Liebe Börsianer,

das ist ungeheuerlich, zumindest auf den ersten Blick. Der Konkursverwalter der Wirecard, Michael Jaffé erwägt die geschröpften Wirecard-Aktionäre nochmals zur Kasse zu bitten. Das geht aus seinem Sachstandsbericht hervor, die er vor wenigen Tagen dem zuständigen Amtsgericht in München vorgelegt hat. Was dort steht, liest sich für uns als Aktionär nicht sehr angenehm.

In dem Bericht wird konstatiert, dass die Wirecard Geschäftsabschlüsse der Jahre 2017 und 2018 nichtig sind. Der Vorstand hat einen Gewinn ausgewiesen, der nur auf dem Papier stand.
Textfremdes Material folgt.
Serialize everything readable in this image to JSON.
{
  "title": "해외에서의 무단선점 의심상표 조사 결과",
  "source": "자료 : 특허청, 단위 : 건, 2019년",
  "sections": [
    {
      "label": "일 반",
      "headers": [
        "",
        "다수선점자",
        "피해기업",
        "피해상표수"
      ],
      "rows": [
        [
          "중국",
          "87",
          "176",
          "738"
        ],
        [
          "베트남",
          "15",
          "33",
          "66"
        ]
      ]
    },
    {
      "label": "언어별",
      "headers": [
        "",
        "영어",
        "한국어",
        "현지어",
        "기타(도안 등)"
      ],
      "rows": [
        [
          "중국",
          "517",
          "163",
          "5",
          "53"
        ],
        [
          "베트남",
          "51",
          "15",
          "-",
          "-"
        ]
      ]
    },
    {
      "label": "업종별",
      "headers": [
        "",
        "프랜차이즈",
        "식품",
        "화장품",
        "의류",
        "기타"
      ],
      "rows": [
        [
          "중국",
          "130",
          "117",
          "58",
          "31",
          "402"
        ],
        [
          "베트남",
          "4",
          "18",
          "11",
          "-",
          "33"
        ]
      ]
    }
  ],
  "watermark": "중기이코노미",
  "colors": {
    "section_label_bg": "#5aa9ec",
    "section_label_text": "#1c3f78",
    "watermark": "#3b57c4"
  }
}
Die in diesen beiden Jahren ausgekehrten Dividenden in Höhe von 47 Millionen Euro sind damit unrechtmäßige Zahlungen und sind durch den Insolvenzverwalter anzufechten. Hier wurde dem Unternehmen unrechtmäßig Liquidität entzogen und die Gläubiger vorsätzlich geschädigt.

Herr Jaffé beruft sich dabei auf § 62 des deutschen Aktiengesetzes. Dort steht: Die Aktionäre haben der Gesellschaft Leistungen, die sie entgegen den Vorschriften dieses Gesetzes von ihr bezogen haben, zurückzugewähren.

Das Rechtsprinzip, das hier im Hintergrund wirkt, ist offensichtlich: Einem Unternehmen darf nicht willkürlich Kapital entzogen werden, schon gar nicht im Vorfeld einer sich abzeichnenden Zahlungsunfähigkeit.

Für uns als Aktionäre hat diese Regelung Sprengkraft. Danach sind selbst bereits ausgekehrte Dividenden nicht unbedingt sicher und müssen unter Umständen von uns zurückerstattet werden. Im konkreten Fall soll also die Haftung der Wirecard-Aktionäre nochmals ausgeweitet werden.

So weit wird es allerdings in der Praxis nicht kommen, denn im § 62 des Aktiengesetzes steht eben auch, dass die Dividende nur zurückerstattet werden muss, wenn die Aktionäre von der Unrechtmäßigkeit der Zahlungen sprich der Dividendenausschüttung Kenntnis hatten oder zumindest haben konnten.

Nun sind Minderheitsaktionäre keine Insider und hatten von den Machenschaften im Vorstand der Wirecard keine Kenntnis. Man konnte also auf die Rechtmäßigkeit der Dividendenauszahlung vertrauen. Die gute Nachricht für Wirecard-Aktionäre ist also: Die Dividende der genannten Jahre ist sicher und muss nicht zurückerstattet werden. Der einzige Aktionär, der hier erstattungspflichtig ist, ist der ehemalige Vorstandsvorsitzende Markus Braun. Denn dieser Mann war Insider und wusste, dass die veranlassten Zahlungen nicht vom deutschen Gesetz gedeckt sind. Für den Insolvenzverwalter oder die Gläubiger ist dieser Rechtsanspruch aber nur Theorie. Denn Herr Braun sitzt im Gefängnis und ist mehr oder weniger mittellos.

Fazit: Die Dividende ist, sofern einmal auf Ihrem Konto gutgeschrieben, sicher. Lassen Sie sich als ehemaliger Wirecard-Aktionär und ganz generell als Aktien-Investor nicht vorschnell aus der Ruhe bringen. Hier gilt auch: Das deutsche Aktiengesetz ist nicht perfekt und wird uns bestimmt nicht immer vor jedem Verlust schützen. Trotzdem genießen Sie in Deutschland – und auch als Investor in Österreich oder der Schweiz – guten Schutz und viel rechtliche Sicherheit. Darauf können Sie aufbauen.